Nur wenige Stunden nach ihrer Tochter Carrie Fisher ist die bekannte und beliebte Schauspielerin Debbie Reynolds im Alter von 84 Jahren in Los Angeles gestorben. »Vor ein paar Jahren sagte sie, sie würde nicht am Grab ihrer Tochter stehen wollen«, berichtet Sohn Todd Fisher, der in den letzten Stunden der beiden bei ihnen war. »Es gab wirklich keine Trauer in ihr, wie man es erwarten würde. Es war nicht so, als würde sie untröstlich herumsitzen. Ganz und gar nicht! Dann sagte sie, sie würde jetzt liebend gern bei Carrie sein... Und innerhalb von 15 Minuten nach dieser Unterhaltung entschwand sie, und nach etwa 30 Minuten war sie weg. Sie fing an, einen Infarkt zu bekommen, und fiel tatsächlich in einen Schlaf und wachte nicht auf. Sie schloss ihre Augen, friedlich, wie wenn man schlafen geht, und dann schlief sie wortwörtlich ein und verschwand.«

Eigentlich war die im texanischen El Paso geborene Tochter eines Schreiners auf dem Weg, Sportlehrerin zu werden. Doch dann ahmte sie die Schauspielerin Betty Hutton bei einem Schönheitswettbewerb nach und wurde zur Miss Burbank 1948 gewählt - mit gerade mal 16 Jahren. Der Preis war mit einem Vorsprechen im Filmstudio der Warner Brothers verbunden, was zu ihrer ersten Filmrolle führte. Vier Jahre später folgte dann ihr Durchbruch, als sie sich neben Gene Kelly und Donald O'Connor in die Herzen der Kinogänger sang und tanzte.

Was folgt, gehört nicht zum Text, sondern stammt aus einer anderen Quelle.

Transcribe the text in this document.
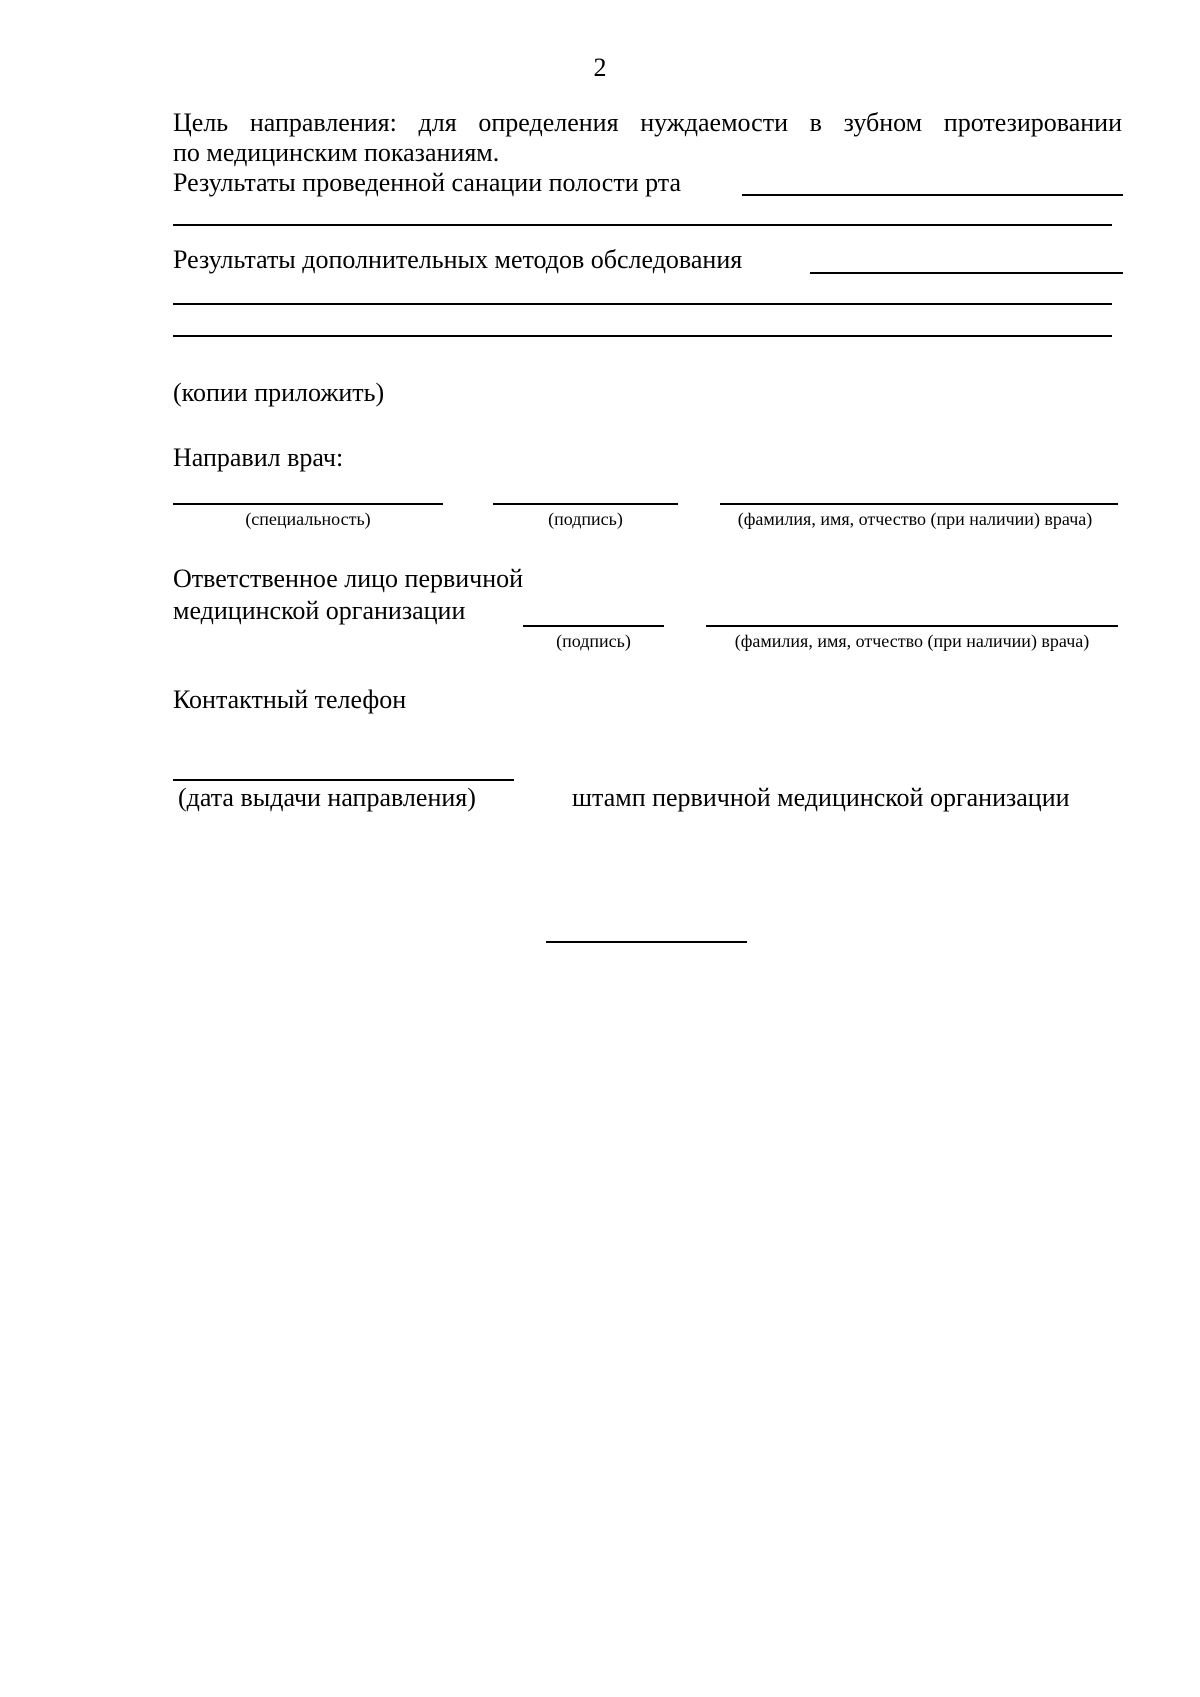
2
Цель направления: для определения нуждаемости в зубном протезировании
по медицинским показаниям.
Результаты проведенной санации полости рта
Результаты дополнительных методов обследования
(копии приложить)
Направил врач:
(специальность)	(подпись)	(фамилия, имя, отчество (при наличии) врача)
Ответственное лицо первичной
медицинской организации
(подпись)	(фамилия, имя, отчество (при наличии) врача)
Контактный телефон
(дата выдачи направления)	штамп первичной медицинской организации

Gerade mal drei Monate Tanzunterricht mussten reichen, um neben Tanzgenie Gene Kelly zu bestehen. Andere seien völlig zu Recht vor Ehrfurcht in Ohnmacht gefallen, erzählt sie Jahre später in einer Aufnahme des American Film Institute. Sie dagegen habe sich gesagt: „Lass uns anfangen!“ Singin' in the Rain sollte ihr Glücksstern sein. Jung und naiv - die Rolle habe einfach gepasst. »Die Figur war mir sehr ähnlich: ein junges Mädchen, das unbedingt Tänzerin werden wollte, es im Showbusiness zu etwas bringen wollte, die durch Zufall einen großen Star trifft - in meinem Fall Gene Kelly«, sagte sie.

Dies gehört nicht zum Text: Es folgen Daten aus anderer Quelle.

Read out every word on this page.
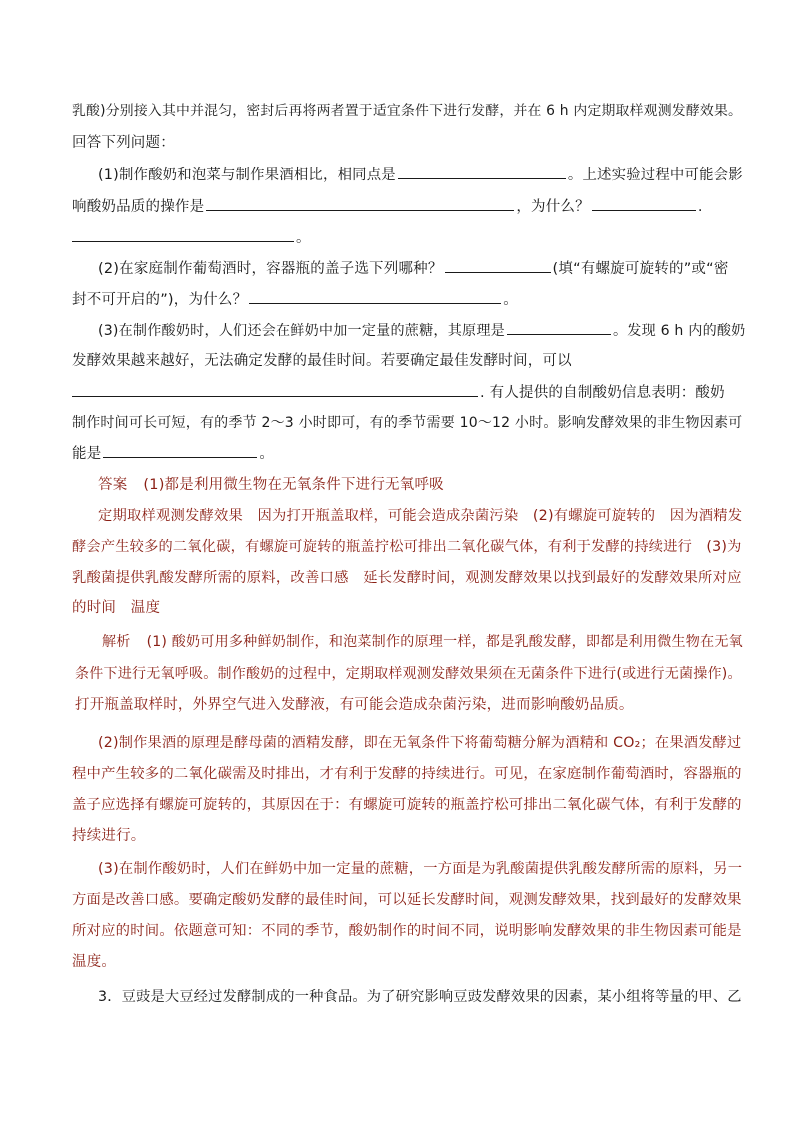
乳酸)分别接入其中并混匀，密封后再将两者置于适宜条件下进行发酵，并在 6 h 内定期取样观测发酵效果。
回答下列问题：
(1)制作酸奶和泡菜与制作果酒相比，相同点是	。上述实验过程中可能会影
响酸奶品质的操作是	，为什么？	.
。
(2)在家庭制作葡萄酒时，容器瓶的盖子选下列哪种？	(填“有螺旋可旋转的”或“密
封不可开启的”)，为什么？	。
(3)在制作酸奶时，人们还会在鲜奶中加一定量的蔗糖，其原理是	。发现 6 h 内的酸奶
发酵效果越来越好，无法确定发酵的最佳时间。若要确定最佳发酵时间，可以
. 有人提供的自制酸奶信息表明：酸奶
制作时间可长可短，有的季节 2～3 小时即可，有的季节需要 10～12 小时。影响发酵效果的非生物因素可
能是	。
答案 (1)都是利用微生物在无氧条件下进行无氧呼吸
定期取样观测发酵效果　因为打开瓶盖取样，可能会造成杂菌污染　(2)有螺旋可旋转的　因为酒精发
酵会产生较多的二氧化碳，有螺旋可旋转的瓶盖拧松可排出二氧化碳气体，有利于发酵的持续进行　(3)为
乳酸菌提供乳酸发酵所需的原料，改善口感　延长发酵时间，观测发酵效果以找到最好的发酵效果所对应
的时间　温度
解析 (1) 酸奶可用多种鲜奶制作，和泡菜制作的原理一样，都是乳酸发酵，即都是利用微生物在无氧
条件下进行无氧呼吸。制作酸奶的过程中，定期取样观测发酵效果须在无菌条件下进行(或进行无菌操作)。
打开瓶盖取样时，外界空气进入发酵液，有可能会造成杂菌污染，进而影响酸奶品质。
(2)制作果酒的原理是酵母菌的酒精发酵，即在无氧条件下将葡萄糖分解为酒精和 CO₂；在果酒发酵过
程中产生较多的二氧化碳需及时排出，才有利于发酵的持续进行。可见，在家庭制作葡萄酒时，容器瓶的
盖子应选择有螺旋可旋转的，其原因在于：有螺旋可旋转的瓶盖拧松可排出二氧化碳气体，有利于发酵的
持续进行。
(3)在制作酸奶时，人们在鲜奶中加一定量的蔗糖，一方面是为乳酸菌提供乳酸发酵所需的原料，另一
方面是改善口感。要确定酸奶发酵的最佳时间，可以延长发酵时间，观测发酵效果，找到最好的发酵效果
所对应的时间。依题意可知：不同的季节，酸奶制作的时间不同，说明影响发酵效果的非生物因素可能是
温度。
3．豆豉是大豆经过发酵制成的一种食品。为了研究影响豆豉发酵效果的因素，某小组将等量的甲、乙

Es folgten Dutzende Filme, darunter Tammy, Scheidung auf Amerikanisch und der Musicalfilm Goldgräber-Molly. Dafür wurde sie 1964 für einen Oscar® nominiert. Sie hat die Nervensäge Glenn Ford beruhigt, war Ricardo Montalbans singende Nonne, rettete Schweinchen Wilbur im Zeichentrickoriginal von Charlotte's Web, war 1996 Albert Brooks' Mutter in Mother und ein Jahr später Kevin Klines Mutter in In & Out - Rosa wie die Liebe.

Aber es war die Liebe zu Schnulzensänger Eddie Fisher, die ihre Popularität ins Unermessliche stiegen ließ. Vier Jahre waren sie verheiratet und galten als eines der Traumpaare der 50er Jahre. Von ihm bekam sie Tochter Carrie und zwei Jahre später Sohn Todd. Doch schon bald sollte Eddie eine andere anbeten. 1959 verließ er seine Familie, um die Witwe Elizabeth Taylor zu trösten. Debbie Reynolds ließ sich jedoch nicht unterkriegen und fand im Schuhmagnaten Harry Karl ihren zweiten Ehemann. Doch dieser verspielte all ihr Geld.

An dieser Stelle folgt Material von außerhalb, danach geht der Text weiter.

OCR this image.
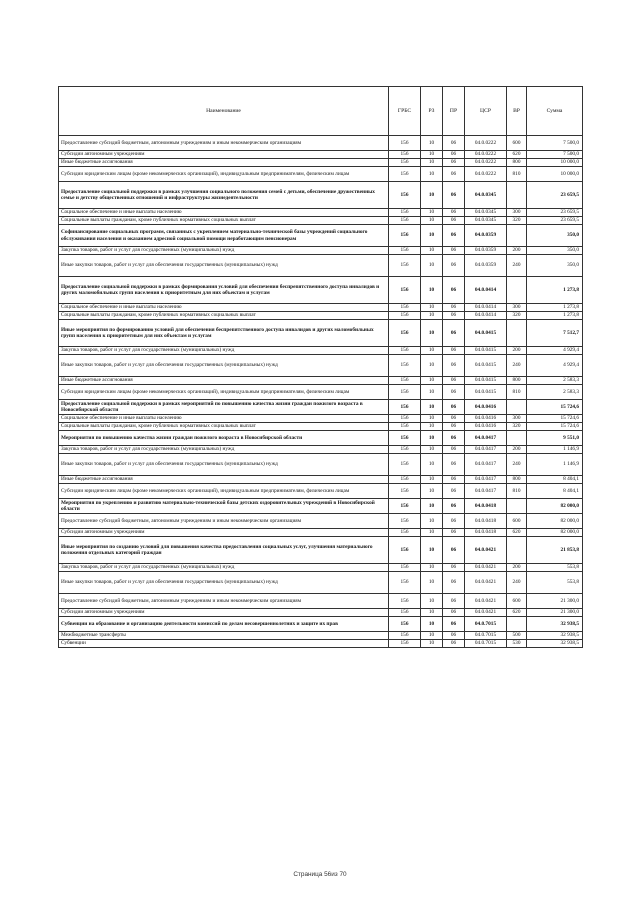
Наименование	ГРБС	РЗ	ПР	ЦСР	ВР	Сумма
Предоставление субсидий бюджетным, автономным учреждениям и иным некоммерческим организациям	156	10	06	04.0.0222	600	7 500,0
Субсидии автономным учреждениям	156	10	06	04.0.0222	620	7 500,0
Иные бюджетные ассигнования	156	10	06	04.0.0222	800	10 000,0
Субсидии юридическим лицам (кроме некоммерческих организаций), индивидуальным предпринимателям, физическим лицам	156	10	06	04.0.0222	810	10 000,0
Предоставление социальной поддержки в рамках улучшения социального положения семей с детьми, обеспечение дружественных семье и детству общественных отношений и инфраструктуры жизнедеятельности	156	10	06	04.0.0345		23 659,5
Социальное обеспечение и иные выплаты населению	156	10	06	04.0.0345	300	23 659,5
Социальные выплаты гражданам, кроме публичных нормативных социальных выплат	156	10	06	04.0.0345	320	23 659,5
Софинансирование социальных программ, связанных с укреплением материально-технической базы учреждений социального обслуживания населения и оказанием адресной социальной помощи неработающим пенсионерам	156	10	06	04.0.0359		350,0
Закупка товаров, работ и услуг для государственных (муниципальных) нужд	156	10	06	04.0.0359	200	350,0
Иные закупки товаров, работ и услуг для обеспечения государственных (муниципальных) нужд	156	10	06	04.0.0359	240	350,0
Предоставление социальной поддержки в рамках формирования условий для обеспечения беспрепятственного доступа инвалидов и других маломобильных групп населения к приоритетным для них объектам и услугам	156	10	06	04.0.0414		1 273,8
Социальное обеспечение и иные выплаты населению	156	10	06	04.0.0414	300	1 273,8
Социальные выплаты гражданам, кроме публичных нормативных социальных выплат	156	10	06	04.0.0414	320	1 273,8
Иные мероприятия по формированию условий для обеспечения беспрепятственного доступа инвалидов и других маломобильных групп населения к приоритетным для них объектам и услугам	156	10	06	04.0.0415		7 512,7
Закупка товаров, работ и услуг для государственных (муниципальных) нужд	156	10	06	04.0.0415	200	4 929,4
Иные закупки товаров, работ и услуг для обеспечения государственных (муниципальных) нужд	156	10	06	04.0.0415	240	4 929,4
Иные бюджетные ассигнования	156	10	06	04.0.0415	800	2 583,3
Субсидии юридическим лицам (кроме некоммерческих организаций), индивидуальным предпринимателям, физическим лицам	156	10	06	04.0.0415	810	2 583,3
Предоставление социальной поддержки в рамках мероприятий по повышению качества жизни граждан пожилого возраста в Новосибирской области	156	10	06	04.0.0416		15 724,6
Социальное обеспечение и иные выплаты населению	156	10	06	04.0.0416	300	15 724,6
Социальные выплаты гражданам, кроме публичных нормативных социальных выплат	156	10	06	04.0.0416	320	15 724,6
Мероприятия по повышению качества жизни граждан пожилого возраста в Новосибирской области	156	10	06	04.0.0417		9 551,0
Закупка товаров, работ и услуг для государственных (муниципальных) нужд	156	10	06	04.0.0417	200	1 146,9
Иные закупки товаров, работ и услуг для обеспечения государственных (муниципальных) нужд	156	10	06	04.0.0417	240	1 146,9
Иные бюджетные ассигнования	156	10	06	04.0.0417	800	8 404,1
Субсидии юридическим лицам (кроме некоммерческих организаций), индивидуальным предпринимателям, физическим лицам	156	10	06	04.0.0417	810	8 404,1
Мероприятия по укреплению и развитию материально-технической базы детских оздоровительных учреждений в Новосибирской области	156	10	06	04.0.0418		82 000,0
Предоставление субсидий бюджетным, автономным учреждениям и иным некоммерческим организациям	156	10	06	04.0.0418	600	82 000,0
Субсидии автономным учреждениям	156	10	06	04.0.0418	620	82 000,0
Иные мероприятия по созданию условий для повышения качества предоставления социальных услуг, улучшения материального положения отдельных категорий граждан	156	10	06	04.0.0421		21 853,8
Закупка товаров, работ и услуг для государственных (муниципальных) нужд	156	10	06	04.0.0421	200	553,8
Иные закупки товаров, работ и услуг для обеспечения государственных (муниципальных) нужд	156	10	06	04.0.0421	240	553,8
Предоставление субсидий бюджетным, автономным учреждениям и иным некоммерческим организациям	156	10	06	04.0.0421	600	21 300,0
Субсидии автономным учреждениям	156	10	06	04.0.0421	620	21 300,0
Субвенции на образование и организацию деятельности комиссий по делам несовершеннолетних и защите их прав	156	10	06	04.0.7015		32 938,5
Межбюджетные трансферты	156	10	06	04.0.7015	500	32 938,5
Субвенции	156	10	06	04.0.7015	530	32 938,5
Страница 56из 70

Sie ging an den New Yorker Broadway, um ihre Durststrecke zu überbrücken. Durch den Umzug musste ihre Tochter Carrie die Highschool verlassen. Den Abschluss holte sie nie nach, denn schon bald wurde sie als Prinzessin Leia weltberühmt. Mutter und Tochter hatten eine enge, zeitweise sehr angespannte Beziehung. Carrie Fisher schrieb darüber das Buch „Grüße aus Hollywood“, das 1990 mit Meryl Streep und Shirley MacLaine in den Hauptrollen verfilmt wurde. 1984 heiratete Frau Reynolds zum dritten Mal - diesmal den Grundstücksmakler Richard Hamlett. Doch auch dieser wurde ihr nach 12 Jahren untreu, was 1996 in einer weiteren Scheidung mündete.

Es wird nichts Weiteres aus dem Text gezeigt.